While the idea of negative interest rates that emerged after the 2008 financial crisis in order to stimulate lending, spur inflation, and reinvigorate economic growth has become entrenched in parts of Europe, it has also led to property bubbles and wealth disparities.
Denmark, which has had subzero rates longer than most other European countries, is on its way to becoming a blueprint for the negative-rate economy, as the real cost of the regulation designed as a short-term fix to stave off crises will make itself felt, according to Kristian Vie Madsen, deputy director general at the Danish Financial Supervisory Authority (FSA).
“Now is the time that you, to a larger extent, will be able to see the problem in the profits of the banks”, Madsen told Bloomberg, suggesting that “the worst is yet to come”.
According to the Danish Bankers’ Association, negative rates pose a serious threat and are estimated to have cost the industry around DKK 2.5 billion ($371 million) last year alone. By contrast, with positive rates, banks could have made around DKK 3 billion ($440 million).
In Denmark, banks have so far relied on “a lot of one-offs” to offset losses, as Madsen put it, such as historically low loan impairments, high bond-portfolio valuations and record rates of mortgage refinancing. However, those effects are coming to an end, he warned.
“There are not that many one-offs that can save the results for the next year”, Madsen stressed.
Not only do negative rates add to banks’ cost of holding bonds in order to meet liquidity requirements, but also force banks to impose fees on retail clients with large deposits, in an bid to get rid of surpluses. This can’t but negatively affect deposits.
As the Danish experience reveals, negative rates also cause an increase in property prices, as investors prefer tangible assets in times of uncertainty (which negative rates tend to imply), creating propery bubbles. In 2019, Danish house prices reached their highest-ever levels, growing by 4.2 percent in a single year.
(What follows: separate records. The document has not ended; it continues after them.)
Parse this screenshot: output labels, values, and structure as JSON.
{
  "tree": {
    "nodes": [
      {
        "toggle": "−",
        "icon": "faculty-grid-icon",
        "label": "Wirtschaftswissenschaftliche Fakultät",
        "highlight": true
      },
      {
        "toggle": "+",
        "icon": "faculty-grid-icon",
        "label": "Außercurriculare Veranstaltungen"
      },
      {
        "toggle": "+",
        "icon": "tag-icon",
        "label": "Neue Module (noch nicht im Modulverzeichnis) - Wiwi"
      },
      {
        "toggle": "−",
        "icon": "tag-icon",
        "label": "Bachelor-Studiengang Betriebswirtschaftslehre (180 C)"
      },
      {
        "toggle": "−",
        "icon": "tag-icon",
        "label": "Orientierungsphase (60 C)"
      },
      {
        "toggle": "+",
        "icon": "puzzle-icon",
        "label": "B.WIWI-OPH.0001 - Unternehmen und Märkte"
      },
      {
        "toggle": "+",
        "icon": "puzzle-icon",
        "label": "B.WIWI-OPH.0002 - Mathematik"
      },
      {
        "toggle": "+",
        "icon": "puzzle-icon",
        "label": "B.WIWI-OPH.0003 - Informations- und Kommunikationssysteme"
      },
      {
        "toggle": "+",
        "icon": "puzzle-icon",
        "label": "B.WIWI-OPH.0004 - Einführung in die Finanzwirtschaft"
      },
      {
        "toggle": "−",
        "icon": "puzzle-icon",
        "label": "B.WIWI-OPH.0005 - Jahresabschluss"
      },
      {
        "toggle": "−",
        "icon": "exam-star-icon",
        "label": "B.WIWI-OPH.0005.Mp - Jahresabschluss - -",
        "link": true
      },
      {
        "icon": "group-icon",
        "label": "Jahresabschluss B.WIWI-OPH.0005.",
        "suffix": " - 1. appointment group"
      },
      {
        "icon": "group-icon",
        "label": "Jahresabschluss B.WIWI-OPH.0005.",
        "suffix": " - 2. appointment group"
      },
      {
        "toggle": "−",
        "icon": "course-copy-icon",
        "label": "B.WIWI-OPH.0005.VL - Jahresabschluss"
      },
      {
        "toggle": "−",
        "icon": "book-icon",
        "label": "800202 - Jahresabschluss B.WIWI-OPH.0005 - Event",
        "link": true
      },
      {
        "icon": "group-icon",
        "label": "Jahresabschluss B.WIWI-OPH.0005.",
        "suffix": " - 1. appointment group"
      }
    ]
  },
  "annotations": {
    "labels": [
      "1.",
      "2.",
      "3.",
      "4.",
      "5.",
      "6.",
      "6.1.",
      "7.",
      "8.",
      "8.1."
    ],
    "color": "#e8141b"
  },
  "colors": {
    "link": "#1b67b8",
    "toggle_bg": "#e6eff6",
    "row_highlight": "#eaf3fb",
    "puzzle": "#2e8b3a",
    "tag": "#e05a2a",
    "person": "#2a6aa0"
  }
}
Additionally, widening inequality in the nation has also been linked to the negative interest rate environment, which is not likely to change in the coming years.
According to Madsen, FSA is now on the lookout for banks that try to cope with the tougher climate by overselling their loans. He urged the industry to be more disciplined in dealing with costs.
Low-interest rate environments have been developing at an unprecedented pace since the 2008 financial crisis in an attempt to stimulate investment, employment, and inflation levels. The rationale is that low-interest rates encourage more spending and investment, contrasted by the slim returns offered by cash savings accounts.
Denmark became the world’s first nation to introduce a negative base rate in 2012, partly to maintain its currency peg to the euro, as it emerged as a safe-haven economy following the recession. Markedly absent from the Eurozone, Denmark was seen as a credit-worthy sovereign nation by investors. Since then, a negative-rate policy has been mimicked by Switzerland, Sweden, Japan, and the EU.